Schools will be forced to take responsibility for pupils they expel in a new trial piloted by the government.
The new scheme was revealed on Monday and will see around 300 - or one in 10 - secondary schools and their head teachers decide where the excluded children are taught.
Under the current system, it is parents who are responsible for the first five days after their child is permanently excluded. The responsibility then passes on to the local authority to find the child full-time education. This may either be in a pupil referral unit or an organisation which specialises in improving behaviour or vocational subjects.
Now it will be the responsibility of the head teacher to choose the alternative provision. The school will receive the funding which would usually have been allocated to the relevant local authority.
According to the Department for Education (DfE), 5,020 secondary school students were permanently excluded in the school year 2009/10. Recent figures show only 1.4 per cent of pupils excluded and sent to alternative provision achieved five "good" GCSEs, including maths and English.
Schools Minister Nick Gibb said improving behaviour in schools remained a "key priority" for the government and the statistics were "not good enough".
"We support head teachers who permanently exclude those children who persistently disrupt the education of others or who bully other children", he said.
"We need to ensure, however, exclusion does not lead those children to abandon education," Gibb added. "The quality of education for permanently excluded children is so poor that scarcely any achieve the minimum level of qualifications they need to succeed."
It has not yet been made known how many pupils have been excluded in the past academic year.
Around 3,000 secondary students who are at risk of being expelled from school will be affected in the trial, which will last for three years and see seven local authorities participating.
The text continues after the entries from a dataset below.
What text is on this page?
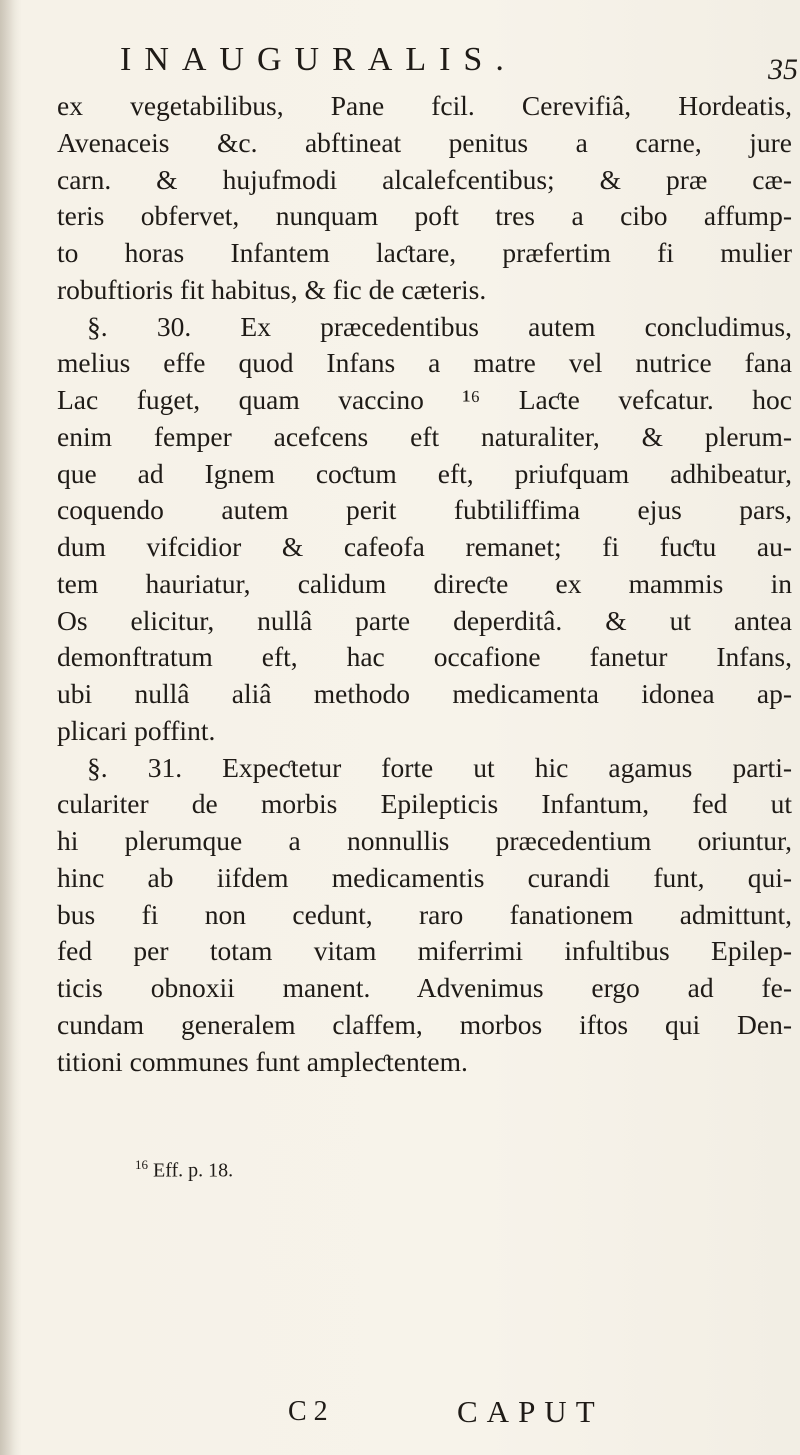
INAUGURALIS.	35
ex vegetabilibus, Pane fcil. Cerevifiâ, Hordeatis,
Avenaceis &c. abftineat penitus a carne, jure
carn. & hujufmodi alcalefcentibus; & præ cæ-
teris obfervet, nunquam poft tres a cibo affump-
to horas Infantem laƈtare, præfertim fi mulier
robuftioris fit habitus, & fic de cæteris.
§. 30. Ex præcedentibus autem concludimus,
melius effe quod Infans a matre vel nutrice fana
Lac fuget, quam vaccino ¹⁶ Laƈte vefcatur. hoc
enim femper acefcens eft naturaliter, & plerum-
que ad Ignem coƈtum eft, priufquam adhibeatur,
coquendo autem perit fubtiliffima ejus pars,
dum vifcidior & cafeofa remanet; fi fuƈtu au-
tem hauriatur, calidum direƈte ex mammis in
Os elicitur, nullâ parte deperditâ. & ut antea
demonftratum eft, hac occafione fanetur Infans,
ubi nullâ aliâ methodo medicamenta idonea ap-
plicari poffint.
§. 31. Expeƈtetur forte ut hic agamus parti-
culariter de morbis Epilepticis Infantum, fed ut
hi plerumque a nonnullis præcedentium oriuntur,
hinc ab iifdem medicamentis curandi funt, qui-
bus fi non cedunt, raro fanationem admittunt,
fed per totam vitam miferrimi infultibus Epilep-
ticis obnoxii manent. Advenimus ergo ad fe-
cundam generalem claffem, morbos iftos qui Den-
titioni communes funt ampleƈtentem.
$^{16}$ Eff. p. 18.
C 2	CAPUT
Derbyshire, Lancashire and East Sussex are among those involved.
General secretary of the Association of School and College Leaders (ASCL) Brian Lightman said: "We have significant concerns about these proposals.
Schools need to be able to exclude pupils sometimes and we are most anxious no deterrents are put in place which would stop schools from the decision they make rarely, but need to be able to make."
Lightman added the association was pleased the government decided to pilot the new scheme and did not "rush into" the initiative.
"We will be watching this pilot with interest", he added. "The key issue will be if sufficient funds are available in order to enable the schools to put in place high quality provision for those pupils."
The government hopes the scheme will encourage schools to intervene at an earlier stage and aid pupils who are at a high risk of being excluded.
Head teachers have the power to permanently exclude a pupil if they have seriously or persistently breached the school behaviour policy and if allowing said pupil to remain at school would seriously harm the education and/or welfare of other students.
Chesterton Community College is taking part in the trial, which will be reviewed at the end of each year and due to finish in July 2014.
Head teacher Mark Patterson said:
"By having more control over alternative provision and the funding, we can have better provision in our own schools for those students who would previously have been permanently excluded or who would have simply ‘dropped out' and then been hard or impossible to re-engage. The system has worked well with referrals to alternative provision falling by 60 per cent over the past three years, which means far fewer students out of school – and that has to be a good thing.”
But there have been concerns raised over adding extra responsibilities to the already-full plate of secondary school heads.
Sue, a 56-year-old mother from Brighton, has two children at her local secondary school and expressed concern over the proposed changes.
"Head teachers already have to shoulder a huge burden. I'm worried they will now spend the majority of their time trying to place disruptive children, rather than taking care of the children who behave themselves and deserve to be at school."